I need the proof of the following result but I don't know where can I get it.

Theorem. Let $\displaystyle A\in\mathrm{C}([0,\infty),\mathbb{R}_{n}^{n})$, $\displaystyle F\in\mathrm{C}([0,\infty),\mathbb{R}^{n})$ and $\displaystyle X_{0}\in\mathbb{R}^{n}$.
Then the unique solution $\displaystyle \varphi(\cdot,s)$ of the initial value problem
$\displaystyle \begin{cases}X^{\prime}=A(t)X+F,\ r\geq t\geq s\geq0\\ X(s)=X_{0}\end{cases}$,
where $\displaystyle r>0$ is fixed, is continuous in $\displaystyle s$.

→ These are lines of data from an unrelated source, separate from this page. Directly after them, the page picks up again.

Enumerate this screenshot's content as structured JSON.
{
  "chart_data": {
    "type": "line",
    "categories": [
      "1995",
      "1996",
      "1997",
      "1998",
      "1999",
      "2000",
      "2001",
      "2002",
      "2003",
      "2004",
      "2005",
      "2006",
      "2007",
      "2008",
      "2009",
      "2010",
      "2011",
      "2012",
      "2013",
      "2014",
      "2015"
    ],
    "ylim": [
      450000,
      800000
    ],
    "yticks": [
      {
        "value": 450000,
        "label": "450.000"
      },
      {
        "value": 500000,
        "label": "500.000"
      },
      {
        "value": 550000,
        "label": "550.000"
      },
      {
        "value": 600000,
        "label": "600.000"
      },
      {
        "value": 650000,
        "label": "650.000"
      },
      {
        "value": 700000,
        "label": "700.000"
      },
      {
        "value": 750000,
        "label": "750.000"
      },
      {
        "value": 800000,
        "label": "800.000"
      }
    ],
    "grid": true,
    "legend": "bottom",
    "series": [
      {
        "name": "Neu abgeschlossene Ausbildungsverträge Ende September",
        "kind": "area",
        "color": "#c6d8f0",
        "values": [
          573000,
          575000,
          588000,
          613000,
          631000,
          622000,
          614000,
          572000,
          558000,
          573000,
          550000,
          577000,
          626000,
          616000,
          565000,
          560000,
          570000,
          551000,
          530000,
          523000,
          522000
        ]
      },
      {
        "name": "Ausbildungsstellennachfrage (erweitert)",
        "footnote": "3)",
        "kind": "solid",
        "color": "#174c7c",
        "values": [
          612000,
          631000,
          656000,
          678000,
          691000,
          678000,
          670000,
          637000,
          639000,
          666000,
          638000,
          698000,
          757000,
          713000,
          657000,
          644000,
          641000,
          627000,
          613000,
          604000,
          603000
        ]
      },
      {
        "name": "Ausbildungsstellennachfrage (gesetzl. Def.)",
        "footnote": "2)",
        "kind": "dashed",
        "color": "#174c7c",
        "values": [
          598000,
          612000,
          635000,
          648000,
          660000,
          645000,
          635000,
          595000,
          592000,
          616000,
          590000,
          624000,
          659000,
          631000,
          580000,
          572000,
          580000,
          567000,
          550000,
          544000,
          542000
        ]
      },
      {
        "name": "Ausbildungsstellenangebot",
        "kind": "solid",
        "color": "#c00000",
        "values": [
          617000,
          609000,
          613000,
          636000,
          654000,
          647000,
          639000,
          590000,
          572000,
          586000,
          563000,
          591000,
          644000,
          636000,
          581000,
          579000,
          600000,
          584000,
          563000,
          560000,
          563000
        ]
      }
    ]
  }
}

I would be very glad if you can help me in this direction.
Thanks.
bkarpuz

2. ## Re: Continuous dependence on the initial point

Okay, I got the proof. Please let me know if you think that it is wrong.
Proof. Set $\displaystyle Y(t):=\varphi(t,s_{2})-\varphi(t,s_{1})$ for $\displaystyle t\geq s_{2}\geq s_{1}\geq0$. Then, for all $\displaystyle t\geq s_{2}$, we have
$\displaystyle Y(t)=\bigg(X_{0}+\int_{s_{2}}^{t}A(u)\varphi(u,s_{ 2}) \mathrm{d}u\bigg)-\bigg(X_{0}+\int_{s_{1}}^{t}A(u)\varphi(u,s_{1}) \mathrm{d}u\bigg)$
......_$\displaystyle =\int_{s_{2}}^{t}A(u)Y(u) \mathrm{d}u-\int_{s_{1}}^{s_{2}}A(u)\varphi(u,s_{1})\mathrm{d} u,$
which yields
$\displaystyle \|Y(t)\|\leq\int_{s_{2}}^{t}\|A(u)\|\|Y(u)\| \mathrm{d}u+\int_{s_{1}}^{s_{2}}\|A(u)\|\|\varphi( u,s_{1})\| \mathrm{d}u$
......___$\displaystyle \leq\bigg(\int_{s_{1}}^{s_{2}}\|A(u)\|\|\varphi(u, s_{1})\| \mathrm{d}u\bigg)\exp\bigg\{\int_{s_{2}}^{t}\|A(u) \| \mathrm{d}u\bigg\},$
where we have applied the Gronwall's inequality in the last line.
This shows that picking $\displaystyle s_{2}$ sufficiently close to $\displaystyle s_{1}$, the right-hand side of the above inequality can be made sufficiently small. This proves continuity of $\displaystyle \varphi(\cdot,s)$ in $\displaystyle s$ follows.

3. ## Re: Continuous dependence on the initial point

I don't have the book with me, but this sort of thing is in Coddington and Levinson. Check that out.